Though Mimi could barely hear it over the fire alarm still blaring inside, the class bell rang, signaling the end of the school day, and the girls of Holy Footsteps Academy broke formation as if on command. Laughing, chatting, and ignoring the nuns hollering at them, they headed toward carpool moms waiting in station wagons lined up down the street. For all they knew, their school would be burned to the ground by tomorrow, but the girls didn't care. It was time to go home for Ding Dongs and Twinkies. Mimi blended into the crowd, got on her bike, and rode away with a determined look on her face. She rode right past the pond where Patrick and Tony studied her from behind a tree.
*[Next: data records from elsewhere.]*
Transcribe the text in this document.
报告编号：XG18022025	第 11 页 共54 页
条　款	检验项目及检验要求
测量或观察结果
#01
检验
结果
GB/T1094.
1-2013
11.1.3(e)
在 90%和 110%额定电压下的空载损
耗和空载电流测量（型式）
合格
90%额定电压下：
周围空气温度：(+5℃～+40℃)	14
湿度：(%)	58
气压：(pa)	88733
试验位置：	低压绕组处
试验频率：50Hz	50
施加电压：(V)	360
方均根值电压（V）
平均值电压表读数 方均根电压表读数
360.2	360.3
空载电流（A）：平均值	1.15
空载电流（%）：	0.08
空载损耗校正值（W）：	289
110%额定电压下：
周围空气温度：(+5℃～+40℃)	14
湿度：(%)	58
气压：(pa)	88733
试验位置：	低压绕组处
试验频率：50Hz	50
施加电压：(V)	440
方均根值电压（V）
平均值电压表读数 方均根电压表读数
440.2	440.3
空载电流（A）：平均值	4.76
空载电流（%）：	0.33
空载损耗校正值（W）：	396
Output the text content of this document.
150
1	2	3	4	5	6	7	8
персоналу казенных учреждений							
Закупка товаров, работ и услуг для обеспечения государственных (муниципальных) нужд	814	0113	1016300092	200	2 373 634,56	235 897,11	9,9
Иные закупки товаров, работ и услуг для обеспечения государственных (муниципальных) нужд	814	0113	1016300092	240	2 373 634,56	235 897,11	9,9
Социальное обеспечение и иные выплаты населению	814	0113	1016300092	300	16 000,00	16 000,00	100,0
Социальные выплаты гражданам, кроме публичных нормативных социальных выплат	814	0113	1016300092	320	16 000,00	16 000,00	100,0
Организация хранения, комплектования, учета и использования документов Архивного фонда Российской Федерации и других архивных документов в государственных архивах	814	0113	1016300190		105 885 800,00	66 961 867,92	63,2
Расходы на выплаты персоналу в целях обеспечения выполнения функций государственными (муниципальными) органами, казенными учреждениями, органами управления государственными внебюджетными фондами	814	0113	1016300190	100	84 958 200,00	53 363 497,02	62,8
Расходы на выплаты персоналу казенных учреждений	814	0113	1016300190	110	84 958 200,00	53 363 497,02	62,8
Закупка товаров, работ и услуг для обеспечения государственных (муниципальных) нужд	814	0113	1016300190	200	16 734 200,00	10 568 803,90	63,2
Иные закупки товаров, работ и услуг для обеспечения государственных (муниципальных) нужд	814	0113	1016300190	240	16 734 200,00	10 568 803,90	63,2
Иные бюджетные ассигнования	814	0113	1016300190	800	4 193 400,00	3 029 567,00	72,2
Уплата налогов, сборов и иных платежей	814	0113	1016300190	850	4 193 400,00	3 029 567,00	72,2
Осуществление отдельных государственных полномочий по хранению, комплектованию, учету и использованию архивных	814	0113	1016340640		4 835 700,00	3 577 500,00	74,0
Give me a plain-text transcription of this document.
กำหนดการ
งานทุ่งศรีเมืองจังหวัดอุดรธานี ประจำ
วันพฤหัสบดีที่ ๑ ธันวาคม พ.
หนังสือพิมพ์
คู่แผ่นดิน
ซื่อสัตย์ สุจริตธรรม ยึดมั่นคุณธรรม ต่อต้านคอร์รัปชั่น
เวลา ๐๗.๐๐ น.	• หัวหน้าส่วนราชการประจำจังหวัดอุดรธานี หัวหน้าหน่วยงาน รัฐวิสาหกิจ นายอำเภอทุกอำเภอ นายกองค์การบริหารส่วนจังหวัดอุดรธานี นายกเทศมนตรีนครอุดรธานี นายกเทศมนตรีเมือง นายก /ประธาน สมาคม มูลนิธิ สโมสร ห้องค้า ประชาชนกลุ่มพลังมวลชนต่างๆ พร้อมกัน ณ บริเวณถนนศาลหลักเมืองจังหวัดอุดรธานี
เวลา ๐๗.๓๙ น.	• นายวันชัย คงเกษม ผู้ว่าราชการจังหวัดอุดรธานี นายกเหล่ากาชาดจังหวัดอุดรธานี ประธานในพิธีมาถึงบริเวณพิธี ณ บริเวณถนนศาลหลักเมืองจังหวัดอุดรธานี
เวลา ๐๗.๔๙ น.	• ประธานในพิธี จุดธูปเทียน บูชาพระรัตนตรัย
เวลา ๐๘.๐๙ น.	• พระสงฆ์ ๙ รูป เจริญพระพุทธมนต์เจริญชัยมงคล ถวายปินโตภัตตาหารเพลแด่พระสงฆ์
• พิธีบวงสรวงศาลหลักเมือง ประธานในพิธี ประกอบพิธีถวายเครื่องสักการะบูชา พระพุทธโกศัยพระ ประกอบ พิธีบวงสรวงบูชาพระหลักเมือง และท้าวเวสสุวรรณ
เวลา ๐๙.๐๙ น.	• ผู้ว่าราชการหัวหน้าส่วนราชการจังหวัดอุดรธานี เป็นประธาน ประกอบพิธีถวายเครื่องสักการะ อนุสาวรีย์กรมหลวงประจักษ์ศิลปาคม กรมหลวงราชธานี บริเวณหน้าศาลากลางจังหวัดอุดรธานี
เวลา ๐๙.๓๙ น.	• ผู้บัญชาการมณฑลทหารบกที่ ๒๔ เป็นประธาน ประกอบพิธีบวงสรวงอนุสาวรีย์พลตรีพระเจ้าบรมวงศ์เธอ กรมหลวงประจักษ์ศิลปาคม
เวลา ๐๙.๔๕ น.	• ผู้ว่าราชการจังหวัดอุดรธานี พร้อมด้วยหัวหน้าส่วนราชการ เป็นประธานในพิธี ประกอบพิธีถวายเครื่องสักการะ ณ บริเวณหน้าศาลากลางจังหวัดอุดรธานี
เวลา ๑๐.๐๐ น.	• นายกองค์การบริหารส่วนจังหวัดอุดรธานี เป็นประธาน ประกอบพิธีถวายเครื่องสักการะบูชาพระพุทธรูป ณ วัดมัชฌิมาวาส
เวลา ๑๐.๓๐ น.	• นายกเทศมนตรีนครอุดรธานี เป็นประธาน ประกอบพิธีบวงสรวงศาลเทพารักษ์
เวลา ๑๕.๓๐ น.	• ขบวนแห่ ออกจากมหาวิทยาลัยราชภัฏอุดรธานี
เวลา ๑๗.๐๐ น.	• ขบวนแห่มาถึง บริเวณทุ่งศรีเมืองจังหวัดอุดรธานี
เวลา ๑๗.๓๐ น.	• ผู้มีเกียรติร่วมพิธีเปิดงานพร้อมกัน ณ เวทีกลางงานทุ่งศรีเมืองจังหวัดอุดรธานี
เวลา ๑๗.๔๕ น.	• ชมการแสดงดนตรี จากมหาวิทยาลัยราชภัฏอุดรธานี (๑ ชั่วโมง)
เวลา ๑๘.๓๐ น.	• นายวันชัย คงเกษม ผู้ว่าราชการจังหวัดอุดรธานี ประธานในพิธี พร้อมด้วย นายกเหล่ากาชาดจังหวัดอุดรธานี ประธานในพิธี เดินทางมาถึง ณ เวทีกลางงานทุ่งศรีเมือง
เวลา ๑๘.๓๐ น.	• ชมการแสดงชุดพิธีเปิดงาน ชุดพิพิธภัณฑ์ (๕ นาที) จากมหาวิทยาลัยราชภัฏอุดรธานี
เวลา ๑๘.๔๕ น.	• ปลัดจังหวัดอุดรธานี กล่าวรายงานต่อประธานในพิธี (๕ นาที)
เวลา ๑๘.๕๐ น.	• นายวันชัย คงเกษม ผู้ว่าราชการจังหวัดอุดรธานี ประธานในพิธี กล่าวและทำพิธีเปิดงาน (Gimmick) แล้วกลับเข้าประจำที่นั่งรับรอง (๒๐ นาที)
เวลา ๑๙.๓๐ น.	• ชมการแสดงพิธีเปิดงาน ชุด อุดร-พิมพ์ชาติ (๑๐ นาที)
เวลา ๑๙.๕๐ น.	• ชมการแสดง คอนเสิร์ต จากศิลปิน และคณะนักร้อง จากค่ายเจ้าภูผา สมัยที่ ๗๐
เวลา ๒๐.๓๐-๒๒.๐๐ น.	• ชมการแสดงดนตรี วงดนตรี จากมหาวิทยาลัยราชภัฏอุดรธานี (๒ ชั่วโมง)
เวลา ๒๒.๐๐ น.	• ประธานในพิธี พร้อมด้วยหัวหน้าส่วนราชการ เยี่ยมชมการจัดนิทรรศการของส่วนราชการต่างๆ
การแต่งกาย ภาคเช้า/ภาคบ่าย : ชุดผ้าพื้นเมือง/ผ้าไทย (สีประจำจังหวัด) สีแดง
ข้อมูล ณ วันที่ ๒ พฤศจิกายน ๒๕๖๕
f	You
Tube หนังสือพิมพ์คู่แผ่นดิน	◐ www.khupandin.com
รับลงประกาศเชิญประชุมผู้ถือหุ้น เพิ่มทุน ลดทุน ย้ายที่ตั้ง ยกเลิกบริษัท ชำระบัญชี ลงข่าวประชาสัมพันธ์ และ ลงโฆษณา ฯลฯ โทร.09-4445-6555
“What do you think it's all about?” Patrick said.

“I don't know, but I'm definitely in love.”

CHAPTER 3

MISS KLEINSCHMIDT bought her first and only bottle of hair color the night before she went to Colorado, the trip where she met a man on the slopes. She had seen the brochures of young couples smiling and hugging in wool sweaters, huddled around crackling hearth fires, and imagined herself in one of the pictures. The man she met was handsome, with thick black hair, a good build, and a winning smile. He knew how to poke the fire and keep the conversation going. The snow swirled outside the lodge window while Miss Kleinschmidt and her man were inside. She had just brushed her teeth. He held her in his arms and kissed her. They made love. She felt young and alive and forgot her schoolroom of eighth graders. But the trip came to an end, and the man bought her the snow globe at the lodge gift shop and hugged her goodbye.